Domain 1: Decision Quality · Intro · 15–20 min
What this covers
Most organizations trace execution problems to execution teams. This course examines where those problems actually begin: in the formation of the decision, before any execution starts.
Learning objectives:
- Recognize when a decision "feels done" but is structurally unresolved
- Understand the four patterns of decision failure
- See how execution teams inherit ambiguity, not clarity
- Connect formation failures to what leaders call "execution problems"
The four failure patterns
Pattern 1 — The misframed question. The team solved for the wrong problem. The question was never explicitly stated; the answer was optimized for an assumption nobody tested.
Pattern 2 — Hidden assumptions. Critical constraints stayed implicit. They surface mid-execution, when redeployment is costly.
Pattern 3 — Buried tradeoffs. Parties agreed on direction but not on what was sacrificed. Execution later discovers the tradeoff and contests the original commitment.
Pattern 4 — Unclear handoff. Execution received a narrative — a slide deck, a memo, a summary. What it needed was structure: the question, the constraints, the alternatives considered, the risks accepted.

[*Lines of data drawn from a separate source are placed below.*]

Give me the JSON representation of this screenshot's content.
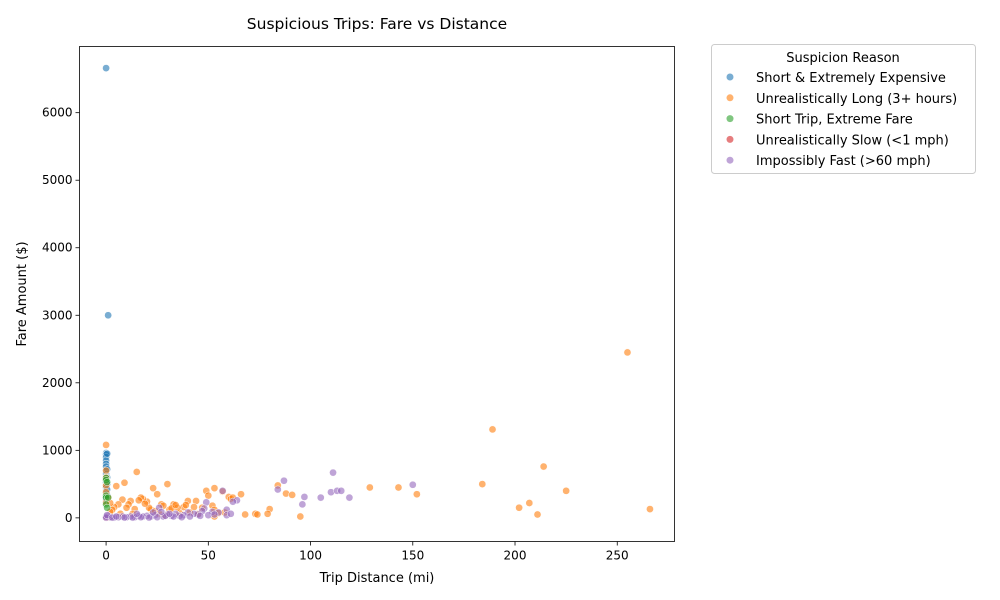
{
  "chart_data": {
    "type": "scatter",
    "title": "Suspicious Trips: Fare vs Distance",
    "xlabel": "Trip Distance (mi)",
    "ylabel": "Fare Amount ($)",
    "xlim": [
      -13,
      278
    ],
    "ylim": [
      -350,
      6980
    ],
    "xticks": [
      0,
      50,
      100,
      150,
      200,
      250
    ],
    "yticks": [
      0,
      1000,
      2000,
      3000,
      4000,
      5000,
      6000
    ],
    "grid": false,
    "legend": {
      "title": "Suspicion Reason",
      "placement": "outside-right"
    },
    "series": [
      {
        "name": "Short & Extremely Expensive",
        "color": "#1f77b4",
        "points": [
          [
            0,
            6660
          ],
          [
            1,
            3000
          ],
          [
            0,
            960
          ],
          [
            0,
            940
          ],
          [
            0,
            900
          ],
          [
            0,
            850
          ],
          [
            0,
            800
          ],
          [
            0,
            760
          ],
          [
            0,
            700
          ],
          [
            0,
            650
          ],
          [
            0,
            600
          ],
          [
            0,
            560
          ],
          [
            0,
            520
          ],
          [
            0,
            480
          ],
          [
            0,
            450
          ],
          [
            0,
            400
          ],
          [
            0,
            380
          ],
          [
            0,
            350
          ],
          [
            0,
            320
          ],
          [
            0,
            300
          ],
          [
            0,
            280
          ],
          [
            0,
            250
          ],
          [
            0.5,
            950
          ],
          [
            0.5,
            720
          ],
          [
            0.5,
            600
          ],
          [
            0.5,
            500
          ],
          [
            0.5,
            420
          ],
          [
            0.3,
            360
          ],
          [
            0.2,
            270
          ],
          [
            0.6,
            330
          ]
        ]
      },
      {
        "name": "Unrealistically Long (3+ hours)",
        "color": "#ff7f0e",
        "points": [
          [
            255,
            2450
          ],
          [
            189,
            1310
          ],
          [
            214,
            760
          ],
          [
            184,
            500
          ],
          [
            143,
            450
          ],
          [
            129,
            450
          ],
          [
            152,
            350
          ],
          [
            225,
            400
          ],
          [
            207,
            220
          ],
          [
            202,
            150
          ],
          [
            211,
            50
          ],
          [
            266,
            130
          ],
          [
            95,
            20
          ],
          [
            84,
            480
          ],
          [
            88,
            360
          ],
          [
            91,
            340
          ],
          [
            80,
            130
          ],
          [
            79,
            60
          ],
          [
            73,
            60
          ],
          [
            74,
            50
          ],
          [
            68,
            50
          ],
          [
            66,
            350
          ],
          [
            60,
            310
          ],
          [
            61,
            280
          ],
          [
            57,
            390
          ],
          [
            53,
            440
          ],
          [
            49,
            400
          ],
          [
            50,
            330
          ],
          [
            52,
            180
          ],
          [
            53,
            120
          ],
          [
            55,
            70
          ],
          [
            53,
            20
          ],
          [
            44,
            250
          ],
          [
            43,
            160
          ],
          [
            40,
            250
          ],
          [
            38,
            160
          ],
          [
            36,
            70
          ],
          [
            33,
            200
          ],
          [
            31,
            120
          ],
          [
            30,
            500
          ],
          [
            27,
            200
          ],
          [
            25,
            350
          ],
          [
            23,
            440
          ],
          [
            22,
            120
          ],
          [
            20,
            240
          ],
          [
            18,
            280
          ],
          [
            17,
            300
          ],
          [
            16,
            260
          ],
          [
            15,
            680
          ],
          [
            14,
            130
          ],
          [
            12,
            250
          ],
          [
            11,
            200
          ],
          [
            10,
            150
          ],
          [
            9,
            520
          ],
          [
            8,
            270
          ],
          [
            6,
            200
          ],
          [
            5,
            470
          ],
          [
            4,
            160
          ],
          [
            3,
            120
          ],
          [
            2,
            90
          ],
          [
            1,
            300
          ],
          [
            0,
            1080
          ],
          [
            0,
            700
          ],
          [
            0,
            600
          ],
          [
            0,
            480
          ],
          [
            0,
            380
          ],
          [
            0,
            230
          ],
          [
            47,
            150
          ],
          [
            45,
            60
          ],
          [
            41,
            80
          ],
          [
            35,
            150
          ],
          [
            32,
            140
          ],
          [
            28,
            180
          ],
          [
            26,
            60
          ],
          [
            21,
            150
          ],
          [
            19,
            210
          ],
          [
            13,
            60
          ],
          [
            24,
            100
          ],
          [
            29,
            40
          ],
          [
            34,
            190
          ],
          [
            39,
            190
          ],
          [
            58,
            80
          ],
          [
            62,
            300
          ],
          [
            7,
            60
          ],
          [
            2,
            220
          ]
        ]
      },
      {
        "name": "Short Trip, Extreme Fare",
        "color": "#2ca02c",
        "points": [
          [
            0,
            590
          ],
          [
            0,
            560
          ],
          [
            0.5,
            530
          ],
          [
            0,
            330
          ],
          [
            0,
            300
          ],
          [
            1,
            300
          ],
          [
            0,
            200
          ],
          [
            0.5,
            150
          ]
        ]
      },
      {
        "name": "Unrealistically Slow (<1 mph)",
        "color": "#d62728",
        "points": [
          [
            0,
            5
          ],
          [
            0.5,
            8
          ],
          [
            1,
            10
          ]
        ]
      },
      {
        "name": "Impossibly Fast (>60 mph)",
        "color": "#9467bd",
        "points": [
          [
            111,
            670
          ],
          [
            87,
            550
          ],
          [
            150,
            490
          ],
          [
            110,
            380
          ],
          [
            113,
            400
          ],
          [
            115,
            400
          ],
          [
            119,
            300
          ],
          [
            105,
            300
          ],
          [
            97,
            310
          ],
          [
            96,
            200
          ],
          [
            84,
            420
          ],
          [
            64,
            260
          ],
          [
            62,
            240
          ],
          [
            57,
            400
          ],
          [
            59,
            120
          ],
          [
            59,
            40
          ],
          [
            55,
            80
          ],
          [
            52,
            90
          ],
          [
            49,
            230
          ],
          [
            48,
            140
          ],
          [
            47,
            100
          ],
          [
            45,
            50
          ],
          [
            43,
            60
          ],
          [
            40,
            80
          ],
          [
            38,
            40
          ],
          [
            36,
            30
          ],
          [
            34,
            60
          ],
          [
            32,
            30
          ],
          [
            30,
            50
          ],
          [
            28,
            20
          ],
          [
            26,
            150
          ],
          [
            24,
            40
          ],
          [
            22,
            20
          ],
          [
            20,
            30
          ],
          [
            18,
            20
          ],
          [
            16,
            30
          ],
          [
            14,
            10
          ],
          [
            12,
            20
          ],
          [
            10,
            10
          ],
          [
            8,
            20
          ],
          [
            6,
            10
          ],
          [
            4,
            5
          ],
          [
            2,
            10
          ],
          [
            1,
            30
          ],
          [
            0,
            20
          ],
          [
            0,
            5
          ],
          [
            0.5,
            40
          ],
          [
            3,
            5
          ],
          [
            5,
            20
          ],
          [
            9,
            5
          ],
          [
            13,
            5
          ],
          [
            17,
            10
          ],
          [
            21,
            5
          ],
          [
            25,
            10
          ],
          [
            29,
            30
          ],
          [
            33,
            20
          ],
          [
            37,
            10
          ],
          [
            41,
            20
          ],
          [
            46,
            30
          ],
          [
            50,
            40
          ],
          [
            53,
            50
          ],
          [
            61,
            60
          ],
          [
            15,
            60
          ],
          [
            23,
            80
          ],
          [
            27,
            90
          ],
          [
            31,
            60
          ]
        ]
      }
    ]
  }
}
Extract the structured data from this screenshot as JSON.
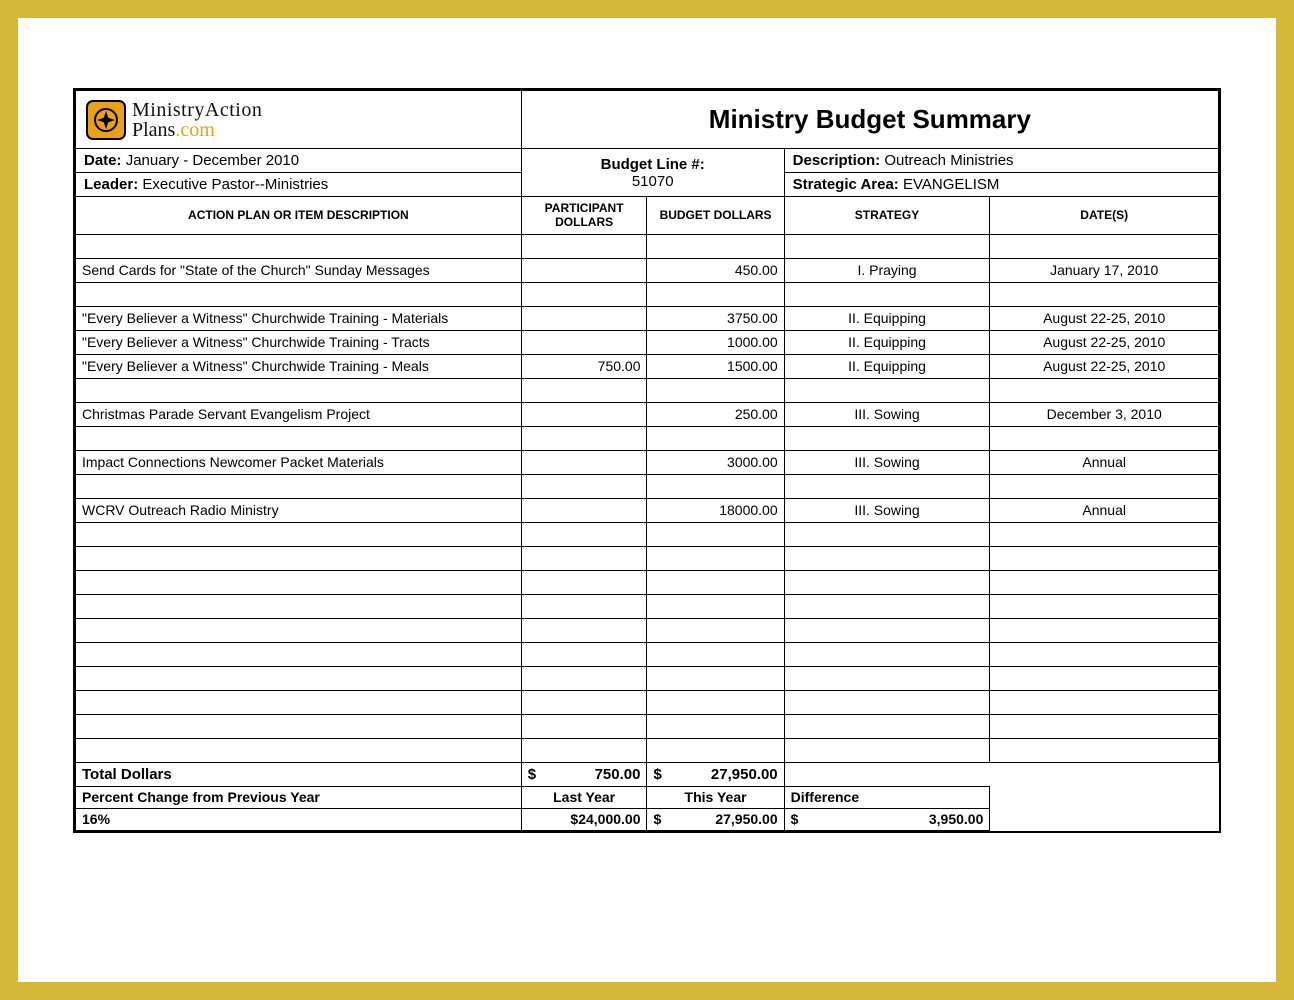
{
  "logo": {
    "line1": "MinistryAction",
    "line2a": "Plans",
    "line2b": ".com"
  },
  "title": "Ministry Budget Summary",
  "info": {
    "date_label": "Date:",
    "date_value": "January - December 2010",
    "leader_label": "Leader:",
    "leader_value": "Executive Pastor--Ministries",
    "budget_line_label": "Budget Line #:",
    "budget_line_value": "51070",
    "description_label": "Description:",
    "description_value": "Outreach Ministries",
    "strategic_area_label": "Strategic Area:",
    "strategic_area_value": "EVANGELISM"
  },
  "columns": {
    "description": "ACTION PLAN OR ITEM DESCRIPTION",
    "participant_dollars": "PARTICIPANT DOLLARS",
    "budget_dollars": "BUDGET DOLLARS",
    "strategy": "STRATEGY",
    "dates": "DATE(S)"
  },
  "rows": [
    {
      "desc": "",
      "pd": "",
      "bd": "",
      "strat": "",
      "date": ""
    },
    {
      "desc": "Send Cards for \"State of the Church\" Sunday Messages",
      "pd": "",
      "bd": "450.00",
      "strat": "I. Praying",
      "date": "January 17, 2010"
    },
    {
      "desc": "",
      "pd": "",
      "bd": "",
      "strat": "",
      "date": ""
    },
    {
      "desc": "\"Every Believer a Witness\" Churchwide Training - Materials",
      "pd": "",
      "bd": "3750.00",
      "strat": "II. Equipping",
      "date": "August 22-25, 2010"
    },
    {
      "desc": "\"Every Believer a Witness\" Churchwide Training - Tracts",
      "pd": "",
      "bd": "1000.00",
      "strat": "II. Equipping",
      "date": "August 22-25, 2010"
    },
    {
      "desc": "\"Every Believer a Witness\" Churchwide Training - Meals",
      "pd": "750.00",
      "bd": "1500.00",
      "strat": "II. Equipping",
      "date": "August 22-25, 2010"
    },
    {
      "desc": "",
      "pd": "",
      "bd": "",
      "strat": "",
      "date": ""
    },
    {
      "desc": "Christmas Parade Servant Evangelism Project",
      "pd": "",
      "bd": "250.00",
      "strat": "III. Sowing",
      "date": "December 3, 2010"
    },
    {
      "desc": "",
      "pd": "",
      "bd": "",
      "strat": "",
      "date": ""
    },
    {
      "desc": "Impact Connections Newcomer Packet Materials",
      "pd": "",
      "bd": "3000.00",
      "strat": "III. Sowing",
      "date": "Annual"
    },
    {
      "desc": "",
      "pd": "",
      "bd": "",
      "strat": "",
      "date": ""
    },
    {
      "desc": "WCRV Outreach Radio Ministry",
      "pd": "",
      "bd": "18000.00",
      "strat": "III. Sowing",
      "date": "Annual"
    },
    {
      "desc": "",
      "pd": "",
      "bd": "",
      "strat": "",
      "date": ""
    },
    {
      "desc": "",
      "pd": "",
      "bd": "",
      "strat": "",
      "date": ""
    },
    {
      "desc": "",
      "pd": "",
      "bd": "",
      "strat": "",
      "date": ""
    },
    {
      "desc": "",
      "pd": "",
      "bd": "",
      "strat": "",
      "date": ""
    },
    {
      "desc": "",
      "pd": "",
      "bd": "",
      "strat": "",
      "date": ""
    },
    {
      "desc": "",
      "pd": "",
      "bd": "",
      "strat": "",
      "date": ""
    },
    {
      "desc": "",
      "pd": "",
      "bd": "",
      "strat": "",
      "date": ""
    },
    {
      "desc": "",
      "pd": "",
      "bd": "",
      "strat": "",
      "date": ""
    },
    {
      "desc": "",
      "pd": "",
      "bd": "",
      "strat": "",
      "date": ""
    },
    {
      "desc": "",
      "pd": "",
      "bd": "",
      "strat": "",
      "date": ""
    }
  ],
  "totals": {
    "label": "Total Dollars",
    "pd_dollar": "$",
    "pd_value": "750.00",
    "bd_dollar": "$",
    "bd_value": "27,950.00"
  },
  "comparison": {
    "pct_label": "Percent Change from Previous Year",
    "pct_value": "16%",
    "last_year_label": "Last Year",
    "last_year_value": "$24,000.00",
    "this_year_label": "This Year",
    "this_year_dollar": "$",
    "this_year_value": "27,950.00",
    "difference_label": "Difference",
    "difference_dollar": "$",
    "difference_value": "3,950.00"
  },
  "style": {
    "border_color": "#d4b838",
    "accent_color": "#e8a01d",
    "text_color": "#000000",
    "background": "#ffffff"
  }
}
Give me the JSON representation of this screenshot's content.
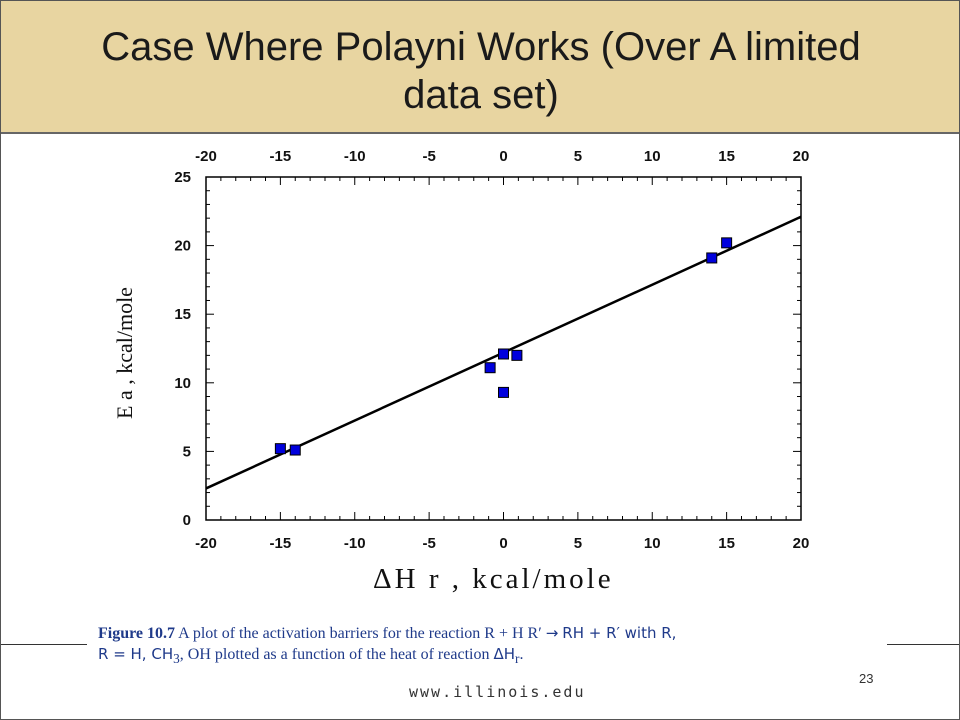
{
  "slide": {
    "title": "Case Where Polayni Works (Over A limited data set)",
    "slide_number": "23",
    "footer_url": "www.illinois.edu",
    "colors": {
      "title_bar": "#e8d5a1",
      "points": "#0000dd",
      "caption": "#1f3a8a"
    }
  },
  "caption": {
    "label": "Figure 10.7",
    "text_part1": "A plot of the activation barriers for the reaction R + H R′",
    "arrow": "→",
    "text_part2": "RH + R′ with R,",
    "text_part3": "R = H, CH",
    "sub_3": "3",
    "text_part4": ", OH plotted as a function of the heat of reaction",
    "delta_h": "ΔH",
    "sub_r": "r",
    "period": "."
  },
  "chart_data": {
    "type": "scatter",
    "xlabel": "ΔH r , kcal/mole",
    "ylabel": "E a , kcal/mole",
    "xlim": [
      -20,
      20
    ],
    "ylim": [
      0,
      25
    ],
    "x_ticks": [
      -20,
      -15,
      -10,
      -5,
      0,
      5,
      10,
      15,
      20
    ],
    "y_ticks": [
      0,
      5,
      10,
      15,
      20,
      25
    ],
    "points": [
      {
        "x": -15,
        "y": 5.2
      },
      {
        "x": -14,
        "y": 5.1
      },
      {
        "x": -0.9,
        "y": 11.1
      },
      {
        "x": 0,
        "y": 12.1
      },
      {
        "x": 0.9,
        "y": 12.0
      },
      {
        "x": 0,
        "y": 9.3
      },
      {
        "x": 14,
        "y": 19.1
      },
      {
        "x": 15,
        "y": 20.2
      }
    ],
    "fit_line": {
      "x": [
        -20,
        20
      ],
      "y": [
        2.3,
        22.1
      ]
    },
    "grid": false
  }
}
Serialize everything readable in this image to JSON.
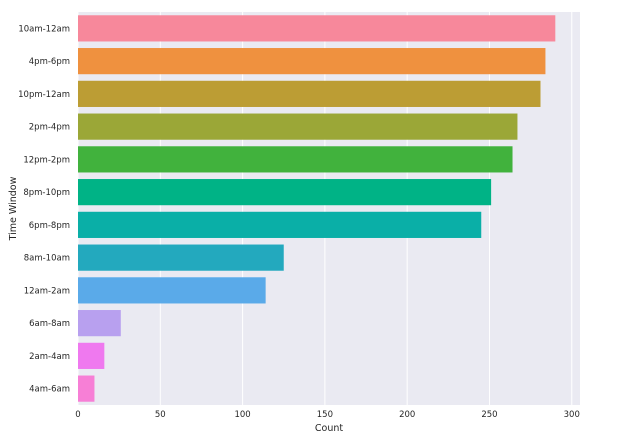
{
  "chart_data": {
    "type": "bar",
    "orientation": "horizontal",
    "title": "",
    "xlabel": "Count",
    "ylabel": "Time Window",
    "categories": [
      "10am-12am",
      "4pm-6pm",
      "10pm-12am",
      "2pm-4pm",
      "12pm-2pm",
      "8pm-10pm",
      "6pm-8pm",
      "8am-10am",
      "12am-2am",
      "6am-8am",
      "2am-4am",
      "4am-6am"
    ],
    "values": [
      290,
      284,
      281,
      267,
      264,
      251,
      245,
      125,
      114,
      26,
      16,
      10
    ],
    "colors": [
      "#f7889b",
      "#ef913f",
      "#bc9d34",
      "#9ba737",
      "#41b23d",
      "#00b386",
      "#0aafa7",
      "#23a9be",
      "#5aaae9",
      "#b8a0ef",
      "#ef79ef",
      "#f77fd6"
    ],
    "xlim": [
      0,
      305
    ],
    "xticks": [
      0,
      50,
      100,
      150,
      200,
      250,
      300
    ],
    "grid": true,
    "legend": "none",
    "style": {
      "plot_background": "#eaeaf2",
      "grid_color": "#ffffff"
    }
  }
}
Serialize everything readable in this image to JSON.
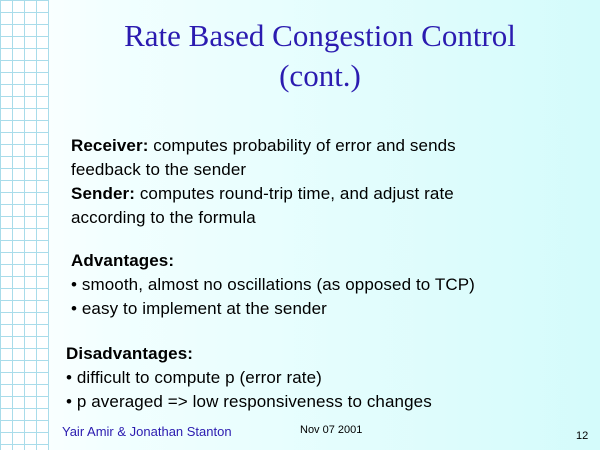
{
  "title": {
    "line1": "Rate Based Congestion Control",
    "line2": "(cont.)"
  },
  "block1": {
    "receiver_label": "Receiver:",
    "receiver_text_1": " computes probability of error and sends",
    "receiver_text_2": "feedback to the sender",
    "sender_label": "Sender:",
    "sender_text_1": " computes round-trip time, and adjust rate",
    "sender_text_2": "according to the formula"
  },
  "advantages": {
    "heading": "Advantages:",
    "items": [
      "• smooth, almost no oscillations (as opposed to TCP)",
      "• easy to implement at the sender"
    ]
  },
  "disadvantages": {
    "heading": "Disadvantages:",
    "items": [
      "• difficult to compute p (error rate)",
      "• p averaged => low responsiveness to changes"
    ]
  },
  "footer": {
    "author": "Yair Amir & Jonathan Stanton",
    "date": "Nov 07 2001",
    "page": "12"
  }
}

Why leaders misdiagnose this
Organizations attribute execution friction to execution teams. The deeper pattern: poor formation is inherited as ambiguity, and ambiguity slows execution without ever appearing on the formation team's radar.
The cost is spread: delayed projects, rework, governance friction, quiet resistance. None of it traces back to the IC meeting where the decision structure was incomplete.